Kong et al. (1995) have shown that Sp17 mRNA is not present in any of the examined mouse somatic tissues (heart, brain, spleen, lung, liver, skeletal muscle, and kidney) but is specific to the testis. However, emerging evidence indicates that in humans it may be more widely expressed than previously thought, and that its expression is highest in the testis (Lim et al. 2001; Chiriva–Internati et al. 2001). This is in accord with our findings that some interstitial cells seemed to be immunopositive for HSp17.
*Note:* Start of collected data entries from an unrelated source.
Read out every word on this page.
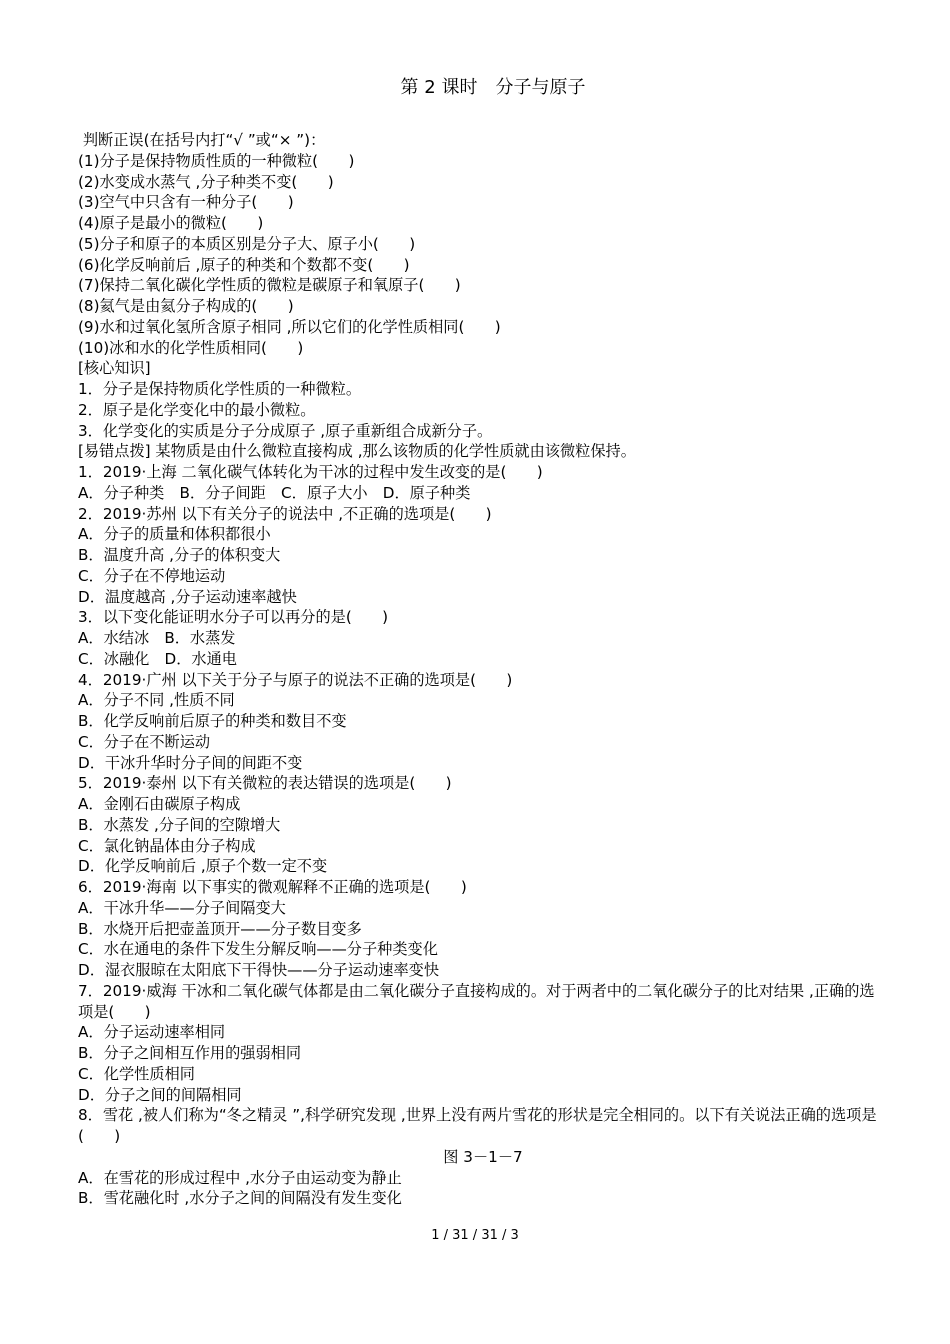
第 2 课时　分子与原子
判断正误(在括号内打“√ ”或“× ”)：
(1)分子是保持物质性质的一种微粒(　　)
(2)水变成水蒸气 ,分子种类不变(　　)
(3)空气中只含有一种分子(　　)
(4)原子是最小的微粒(　　)
(5)分子和原子的本质区别是分子大、原子小(　　)
(6)化学反响前后 ,原子的种类和个数都不变(　　)
(7)保持二氧化碳化学性质的微粒是碳原子和氧原子(　　)
(8)氦气是由氦分子构成的(　　)
(9)水和过氧化氢所含原子相同 ,所以它们的化学性质相同(　　)
(10)冰和水的化学性质相同(　　)
[核心知识]
1．分子是保持物质化学性质的一种微粒。
2．原子是化学变化中的最小微粒。
3．化学变化的实质是分子分成原子 ,原子重新组合成新分子。
[易错点拨] 某物质是由什么微粒直接构成 ,那么该物质的化学性质就由该微粒保持。
1．2019·上海 二氧化碳气体转化为干冰的过程中发生改变的是(　　)
A．分子种类　B．分子间距　C．原子大小　D．原子种类
2．2019·苏州 以下有关分子的说法中 ,不正确的选项是(　　)
A．分子的质量和体积都很小
B．温度升高 ,分子的体积变大
C．分子在不停地运动
D．温度越高 ,分子运动速率越快
3．以下变化能证明水分子可以再分的是(　　)
A．水结冰　B．水蒸发
C．冰融化　D．水通电
4．2019·广州 以下关于分子与原子的说法不正确的选项是(　　)
A．分子不同 ,性质不同
B．化学反响前后原子的种类和数目不变
C．分子在不断运动
D．干冰升华时分子间的间距不变
5．2019·泰州 以下有关微粒的表达错误的选项是(　　)
A．金刚石由碳原子构成
B．水蒸发 ,分子间的空隙增大
C．氯化钠晶体由分子构成
D．化学反响前后 ,原子个数一定不变
6．2019·海南 以下事实的微观解释不正确的选项是(　　)
A．干冰升华——分子间隔变大
B．水烧开后把壶盖顶开——分子数目变多
C．水在通电的条件下发生分解反响——分子种类变化
D．湿衣服晾在太阳底下干得快——分子运动速率变快
7．2019·威海 干冰和二氧化碳气体都是由二氧化碳分子直接构成的。对于两者中的二氧化碳分子的比对结果 ,正确的选项是(　　)
A．分子运动速率相同
B．分子之间相互作用的强弱相同
C．化学性质相同
D．分子之间的间隔相同
8．雪花 ,被人们称为“冬之精灵 ”,科学研究发现 ,世界上没有两片雪花的形状是完全相同的。以下有关说法正确的选项是(　　)
图 3－1－7
A．在雪花的形成过程中 ,水分子由运动变为静止
B．雪花融化时 ,水分子之间的间隔没有发生变化
1 / 31 / 31 / 3
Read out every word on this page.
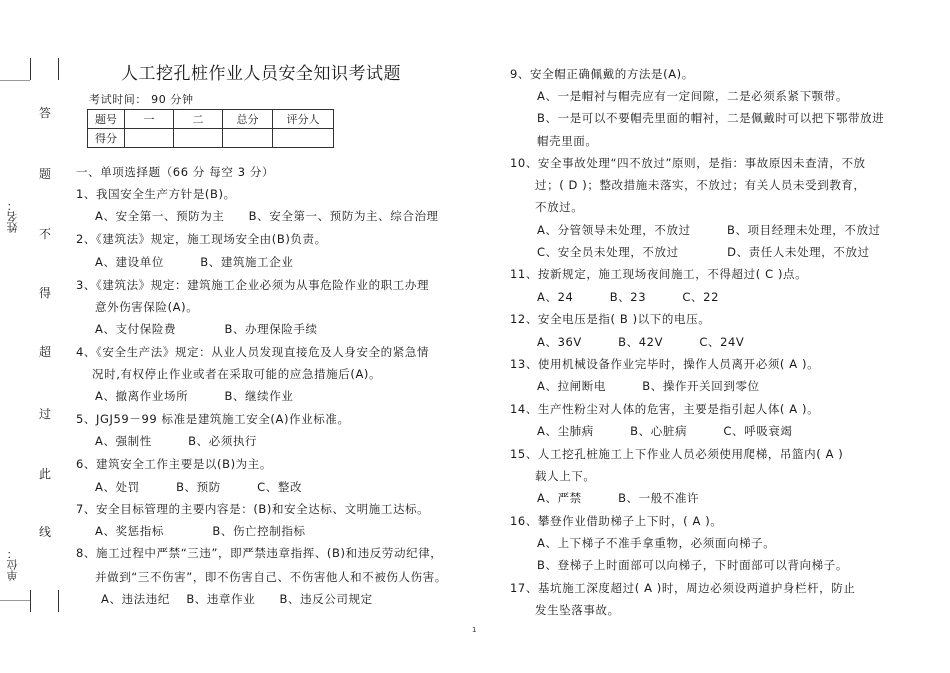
答
题
不
得
超
过
此
线
姓名：
单位：
人工挖孔桩作业人员安全知识考试题
考试时间： 90 分钟
题号	一	二	总分	评分人
得分				
一、单项选择题（66 分 每空 3 分）
1、我国安全生产方针是(B)。
A、安全第一、预防为主　　B、安全第一、预防为主、综合治理
2、《建筑法》规定，施工现场安全由(B)负责。
A、建设单位　　　B、建筑施工企业
3、《建筑法》规定：建筑施工企业必须为从事危险作业的职工办理
意外伤害保险(A)。
A、支付保险费　　　　B、办理保险手续
4、《安全生产法》规定：从业人员发现直接危及人身安全的紧急情
况时,有权停止作业或者在采取可能的应急措施后(A)。
A、撤离作业场所　　　B、继续作业
5、JGJ59－99 标准是建筑施工安全(A)作业标准。
A、强制性　　　B、必须执行
6、建筑安全工作主要是以(B)为主。
A、处罚　　　B、预防　　　C、整改
7、安全目标管理的主要内容是：(B)和安全达标、文明施工达标。
A、奖惩指标　　　　B、伤亡控制指标
8、施工过程中严禁“三违”，即严禁违章指挥、(B)和违反劳动纪律，
并做到“三不伤害”，即不伤害自己、不伤害他人和不被伤人伤害。
A、违法违纪　 B、违章作业　　B、违反公司规定
9、安全帽正确佩戴的方法是(A)。
A、一是帽衬与帽壳应有一定间隙，二是必须系紧下颚带。
B、一是可以不要帽壳里面的帽衬，二是佩戴时可以把下鄂带放进
帽壳里面。
10、安全事故处理“四不放过”原则，是指：事故原因未查清，不放
过；( D )；整改措施未落实，不放过；有关人员未受到教育，
不放过。
A、分管领导未处理，不放过　　　B、项目经理未处理，不放过
C、安全员未处理，不放过　　　　D、责任人未处理，不放过
11、按新规定，施工现场夜间施工，不得超过( C )点。
A、24　　　B、23　　　C、22
12、安全电压是指( B )以下的电压。
A、36V　　　B、42V　　　C、24V
13、使用机械设备作业完毕时，操作人员离开必须( A )。
A、拉闸断电　　　B、操作开关回到零位
14、生产性粉尘对人体的危害，主要是指引起人体( A )。
A、尘肺病　　　B、心脏病　　　C、呼吸衰竭
15、人工挖孔桩施工上下作业人员必须使用爬梯，吊篮内( A )
载人上下。
A、严禁　　　B、一般不准许
16、攀登作业借助梯子上下时，( A )。
A、上下梯子不准手拿重物，必须面向梯子。
B、登梯子上时面部可以向梯子，下时面部可以背向梯子。
17、基坑施工深度超过( A )时，周边必须设两道护身栏杆，防止
发生坠落事故。
1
Lacy and Sanderson (2001) have demonstrated an aberrant expression of normal testicular proteins, such as HSp17, on the surface of malignant lymphoid cells (including B- and T-lymphoid cell lines), and on the surface of primary cells isolated from B-lymphoid neoplasm. HSp17 and other testicular proteins have recently been collectively classified as a new family of tumor antigens called cancer-testis (CT) antigens (Lim et al. 2001). Wen et al. (2001) have reported that HSp17 plays a role in cell–cell adhesion and/or cell migration in transformed, lymphocytic, and hematopoietic cells, possibly as a result of its interaction with extracellular heparan sulfate. The widely aberrant expression of HSp17 in cancer tissues and its restricted expression in normal tissues suggest that HSp17 may be a key target for immunotherapy without damaging the spermatogonia, which are the first cells involved in the spermatogenic process.

In conclusion, previous investigation in baboons (Adoyo et al. 1997) and these exciting new findings in human primates with their intriguing clinical perspectives suggest further electronic microscopy- and biochemistry-based experimental studies. Moreover, it is necessary to elucidate the possible roles played by the highly conserved HSp17 (Frayne and Hall 2002), in an attempt to determine why HSp17 is not present in some human ejaculated spermatozoa.